Functions that should be executable on an accelerator have to be annotated with the execution domain (one of ALPAKA_FN_HOST
, ALPAKA_FN_ACC
and ALPAKA_FN_HOST_ACC
).
They most probably also require access to the accelerator data and methods, such as indices and extents as well as functions to allocate shared memory and to synchronize all threads within a block.
Therefore the accelerator has to be passed in as a constant template reference variable as can be seen in the following code snippet.
template<
typename TAcc>
ALPAKA_FN_ACC auto doSomethingOnAccelerator(
TAcc const & acc/*,
...*/)
-> void
{
//...
}
There is no difference between the kernel entry point function and any other accelerator function in alpaka except that the kernel entry point is required to be a function object which has to have the accelerator as first argument.
This means, the kernel is an object that has implemented the operator()
member function and can be called like any other function.
The following code snippet shows a basic example kernel function object.
struct MyKernel
{
template<
typename TAcc> // Templated on the accelerator type.
ALPAKA_FN_ACC // Macro marking the function to be executable on all accelerators.
auto operator()( // The function / kernel to execute.
TAcc & acc/*, // The specific accelerator implementation.
...*/) const // Must be 'const'.
-> void
{
//...
}
// Class can have members but has to be std::is_trivially_copyable.
// Classes must not have pointers or references to host memory!
};
The kernel function object is shared across all threads in all blocks.
Due to the block execution order being undefined, there is no safe and consistent way of altering state that is stored inside of the function object.
Therefore, the operator()
of the kernel function object has to be const
and is not allowed to modify any of the object members.
The alpaka::workdiv::getWorkDiv
and the alpaka::idx::getIdx
functions both return a vector of the dimensionality the accelerator has been defined with.
They are parametrized by the origin of the calculation as well as the unit in which the values are calculated.
For example, alpaka::workdiv::getWorkDiv<alpaka::Grid, alpaka::Threads>(acc)
returns a vector with the extents of the grid in units of threads.
The memory allocation function of the alpaka library (alpaka::mem::buf::alloc<TElem>(device, extents)
) is uniform for all devices, even for the host device.
It does not return raw pointers but reference counted memory buffer objects that remove the necessity for manual freeing and the possibility of memory leaks.

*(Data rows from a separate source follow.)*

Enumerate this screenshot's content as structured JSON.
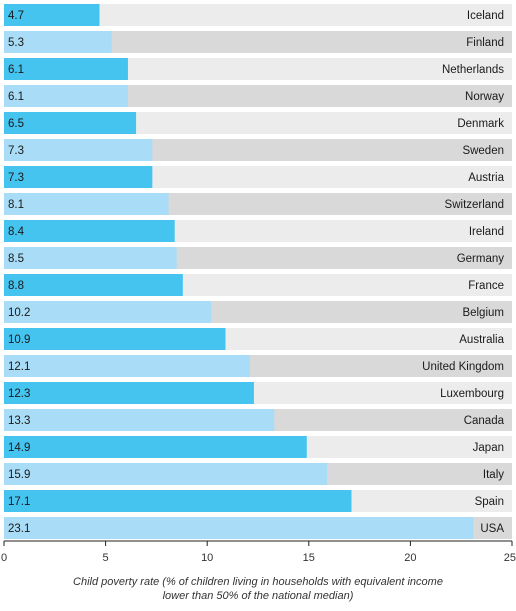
{
  "chart_data": {
    "type": "bar",
    "orientation": "horizontal",
    "categories": [
      "Iceland",
      "Finland",
      "Netherlands",
      "Norway",
      "Denmark",
      "Sweden",
      "Austria",
      "Switzerland",
      "Ireland",
      "Germany",
      "France",
      "Belgium",
      "Australia",
      "United Kingdom",
      "Luxembourg",
      "Canada",
      "Japan",
      "Italy",
      "Spain",
      "USA"
    ],
    "values": [
      4.7,
      5.3,
      6.1,
      6.1,
      6.5,
      7.3,
      7.3,
      8.1,
      8.4,
      8.5,
      8.8,
      10.2,
      10.9,
      12.1,
      12.3,
      13.3,
      14.9,
      15.9,
      17.1,
      23.1
    ],
    "value_labels": [
      "4.7",
      "5.3",
      "6.1",
      "6.1",
      "6.5",
      "7.3",
      "7.3",
      "8.1",
      "8.4",
      "8.5",
      "8.8",
      "10.2",
      "10.9",
      "12.1",
      "12.3",
      "13.3",
      "14.9",
      "15.9",
      "17.1",
      "23.1"
    ],
    "xlim": [
      0,
      25
    ],
    "xticks": [
      0,
      5,
      10,
      15,
      20,
      25
    ],
    "xtick_labels": [
      "0",
      "5",
      "10",
      "15",
      "20",
      "25"
    ],
    "xlabel_lines": [
      "Child poverty rate (% of children living in households with equivalent income",
      "lower than 50% of the national median)"
    ],
    "colors": {
      "bar_even": "#45c4f0",
      "bar_odd": "#a9dcf6",
      "band_even": "#ececec",
      "band_odd": "#d9d9d9"
    }
  }
}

Additionally the memory buffer objects know their extents, their pitches as well as the device they reside on.
This allows buffers that possibly reside on different devices with different pitches to be copied only by providing the buffer objects as well as the extents of the region to copy (alpaka::mem::view::copy(bufDevA, bufDevB, copyExtents
).
The following source code listing shows the execution of a kernel by enqueuing the execution task into a stream.

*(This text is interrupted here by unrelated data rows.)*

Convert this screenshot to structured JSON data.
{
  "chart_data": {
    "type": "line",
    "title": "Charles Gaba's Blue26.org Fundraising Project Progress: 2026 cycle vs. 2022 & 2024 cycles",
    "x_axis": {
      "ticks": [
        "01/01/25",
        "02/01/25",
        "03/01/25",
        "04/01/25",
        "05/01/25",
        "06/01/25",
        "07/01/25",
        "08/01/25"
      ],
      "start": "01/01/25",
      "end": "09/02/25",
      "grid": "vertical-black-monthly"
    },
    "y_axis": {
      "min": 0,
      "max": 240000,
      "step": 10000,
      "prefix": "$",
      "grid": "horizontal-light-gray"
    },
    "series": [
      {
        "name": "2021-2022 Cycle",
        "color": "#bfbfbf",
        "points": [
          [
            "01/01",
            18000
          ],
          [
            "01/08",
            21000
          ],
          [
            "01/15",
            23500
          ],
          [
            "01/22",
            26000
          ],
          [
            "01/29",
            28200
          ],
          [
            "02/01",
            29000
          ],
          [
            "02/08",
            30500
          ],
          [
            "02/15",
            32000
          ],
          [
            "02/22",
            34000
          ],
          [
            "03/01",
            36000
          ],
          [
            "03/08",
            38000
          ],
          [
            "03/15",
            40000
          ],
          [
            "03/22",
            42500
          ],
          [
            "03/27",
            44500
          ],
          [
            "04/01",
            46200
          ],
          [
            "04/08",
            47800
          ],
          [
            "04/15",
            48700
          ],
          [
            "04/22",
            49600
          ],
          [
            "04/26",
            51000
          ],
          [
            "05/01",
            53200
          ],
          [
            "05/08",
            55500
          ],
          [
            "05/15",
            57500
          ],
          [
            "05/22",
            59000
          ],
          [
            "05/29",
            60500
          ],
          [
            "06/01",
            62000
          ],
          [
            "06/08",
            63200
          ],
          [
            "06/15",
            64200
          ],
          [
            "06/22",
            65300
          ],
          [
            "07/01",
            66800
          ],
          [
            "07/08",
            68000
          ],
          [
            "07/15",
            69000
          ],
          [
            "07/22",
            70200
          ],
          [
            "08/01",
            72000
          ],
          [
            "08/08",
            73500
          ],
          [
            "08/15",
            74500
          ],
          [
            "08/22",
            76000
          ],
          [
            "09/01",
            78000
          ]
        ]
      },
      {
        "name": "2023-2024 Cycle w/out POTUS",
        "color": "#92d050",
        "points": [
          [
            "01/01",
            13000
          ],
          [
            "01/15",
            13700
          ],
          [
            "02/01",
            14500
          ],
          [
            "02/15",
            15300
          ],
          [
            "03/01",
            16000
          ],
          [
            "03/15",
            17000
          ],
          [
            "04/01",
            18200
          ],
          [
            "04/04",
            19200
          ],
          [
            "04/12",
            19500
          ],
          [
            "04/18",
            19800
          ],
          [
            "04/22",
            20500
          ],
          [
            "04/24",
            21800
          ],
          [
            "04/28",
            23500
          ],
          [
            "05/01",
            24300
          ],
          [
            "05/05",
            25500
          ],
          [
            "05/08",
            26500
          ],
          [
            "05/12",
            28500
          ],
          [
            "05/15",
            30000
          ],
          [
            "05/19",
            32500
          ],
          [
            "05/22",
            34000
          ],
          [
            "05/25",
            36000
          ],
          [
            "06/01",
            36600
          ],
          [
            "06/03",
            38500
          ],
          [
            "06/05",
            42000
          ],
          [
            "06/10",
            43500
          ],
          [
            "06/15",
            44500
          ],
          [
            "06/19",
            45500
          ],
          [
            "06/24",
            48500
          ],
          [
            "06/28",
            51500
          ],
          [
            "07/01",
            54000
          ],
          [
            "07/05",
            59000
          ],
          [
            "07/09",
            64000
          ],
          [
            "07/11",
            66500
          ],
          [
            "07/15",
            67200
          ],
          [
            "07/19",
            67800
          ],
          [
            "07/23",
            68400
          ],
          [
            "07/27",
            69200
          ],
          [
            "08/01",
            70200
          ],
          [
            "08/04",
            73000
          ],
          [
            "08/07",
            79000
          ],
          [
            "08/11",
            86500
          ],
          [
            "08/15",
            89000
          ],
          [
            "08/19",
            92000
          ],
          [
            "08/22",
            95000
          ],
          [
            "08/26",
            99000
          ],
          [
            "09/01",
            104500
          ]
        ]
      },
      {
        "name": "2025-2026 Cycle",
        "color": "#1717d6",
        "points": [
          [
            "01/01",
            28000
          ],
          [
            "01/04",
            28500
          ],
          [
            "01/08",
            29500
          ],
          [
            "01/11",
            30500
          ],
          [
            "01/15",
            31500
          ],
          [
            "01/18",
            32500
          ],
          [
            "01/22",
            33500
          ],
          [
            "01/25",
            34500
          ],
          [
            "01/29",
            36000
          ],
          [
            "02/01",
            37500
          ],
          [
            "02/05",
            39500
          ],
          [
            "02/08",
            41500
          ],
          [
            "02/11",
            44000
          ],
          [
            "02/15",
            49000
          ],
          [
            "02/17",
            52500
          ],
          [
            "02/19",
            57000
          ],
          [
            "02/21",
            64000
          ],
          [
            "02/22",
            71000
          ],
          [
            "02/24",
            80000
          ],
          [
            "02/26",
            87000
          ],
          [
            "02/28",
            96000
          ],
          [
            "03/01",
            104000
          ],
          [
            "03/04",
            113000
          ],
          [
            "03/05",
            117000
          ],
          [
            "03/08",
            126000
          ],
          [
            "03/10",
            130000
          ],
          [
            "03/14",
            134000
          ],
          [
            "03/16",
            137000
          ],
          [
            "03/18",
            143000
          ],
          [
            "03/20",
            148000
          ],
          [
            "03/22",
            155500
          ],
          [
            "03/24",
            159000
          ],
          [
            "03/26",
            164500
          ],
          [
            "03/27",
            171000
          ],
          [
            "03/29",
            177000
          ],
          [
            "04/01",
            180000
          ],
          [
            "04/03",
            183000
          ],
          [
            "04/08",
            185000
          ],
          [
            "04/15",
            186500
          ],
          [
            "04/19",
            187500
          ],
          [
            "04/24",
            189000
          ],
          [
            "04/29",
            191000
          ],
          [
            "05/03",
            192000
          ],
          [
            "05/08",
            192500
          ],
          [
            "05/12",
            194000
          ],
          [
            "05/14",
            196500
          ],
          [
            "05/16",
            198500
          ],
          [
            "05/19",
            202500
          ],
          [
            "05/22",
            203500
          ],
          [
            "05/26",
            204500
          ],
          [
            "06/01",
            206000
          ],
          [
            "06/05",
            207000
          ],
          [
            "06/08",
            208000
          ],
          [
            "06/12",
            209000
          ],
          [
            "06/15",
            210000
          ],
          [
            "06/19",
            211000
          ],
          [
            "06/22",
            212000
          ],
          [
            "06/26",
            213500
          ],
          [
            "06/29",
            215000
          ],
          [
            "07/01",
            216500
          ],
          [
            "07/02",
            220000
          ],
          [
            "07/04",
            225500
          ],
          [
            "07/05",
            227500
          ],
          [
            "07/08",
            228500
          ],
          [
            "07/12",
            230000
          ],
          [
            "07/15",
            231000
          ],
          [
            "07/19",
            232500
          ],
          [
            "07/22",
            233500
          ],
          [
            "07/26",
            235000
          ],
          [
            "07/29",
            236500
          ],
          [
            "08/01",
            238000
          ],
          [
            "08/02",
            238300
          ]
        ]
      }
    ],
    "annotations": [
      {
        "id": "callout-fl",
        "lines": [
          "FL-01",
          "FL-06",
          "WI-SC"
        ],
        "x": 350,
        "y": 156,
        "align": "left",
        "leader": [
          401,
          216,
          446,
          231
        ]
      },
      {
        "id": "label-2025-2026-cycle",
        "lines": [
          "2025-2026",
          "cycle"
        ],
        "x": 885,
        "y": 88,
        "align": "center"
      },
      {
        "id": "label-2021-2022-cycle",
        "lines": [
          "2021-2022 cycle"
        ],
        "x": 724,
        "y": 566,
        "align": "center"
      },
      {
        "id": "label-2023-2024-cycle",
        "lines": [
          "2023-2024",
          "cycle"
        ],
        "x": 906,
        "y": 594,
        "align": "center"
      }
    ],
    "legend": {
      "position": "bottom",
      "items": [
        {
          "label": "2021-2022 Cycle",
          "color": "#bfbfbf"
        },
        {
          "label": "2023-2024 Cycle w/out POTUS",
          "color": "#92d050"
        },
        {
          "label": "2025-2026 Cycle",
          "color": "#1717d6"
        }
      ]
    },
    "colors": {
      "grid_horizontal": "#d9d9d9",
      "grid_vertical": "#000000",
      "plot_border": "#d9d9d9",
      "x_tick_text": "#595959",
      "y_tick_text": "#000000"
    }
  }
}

// Define the dimensionality of the task.
using Dim = alpaka::dim::DimInt<1u>;
// Define the type of the sizes.
using Size = std::size_t;
// Define the accelerator to use.
using Acc = alpaka::acc::AccCpuSerial<Dim, Size>;
// Select the stream type.
using Stream = a::stream::StreamCpuAsync;
// Select a device to execute on.
auto devAcc(a::dev::DevManT<Acc>::getDevByIdx(0));
// Create a stream to enqueue the execution into.
Stream stream(devAcc);
// Create a 1-dimensional work division with 256 blocks a 16 threads.
auto const workDiv(alpaka::workdiv::WorkDivMembers<Dim, Size>(256u, 16u);
// Create an instance of the kernel function object.
MyKernel kernel;
// Create the execution task.
auto const exec(alpaka::exec::create<Acc>(workDiv, kernel/*, arguments ...*/);
// Enqueue the task into the stream.
alpaka::stream::enqueue(stream, exec);
The dimensionality of the task as well as the type for index and extent sizes have to be defined explicitly. Following this, the type of accelerator to execute on, as well as the type of the stream have to be defined. For both of these types instances have to be created. For the accelerator this has to be done indirectly by enumerating the required device via the device manager, whereas the stream can be created directly.
To execute the kernel, an instance of the kernel function object has to be constructed. Following this, an execution task combining the work division (grid and block sizes) with the kernel function object and the bound invocation arguments has to be created. After that this task can be enqueued into a stream for immediate or later execution (depending on the stream used).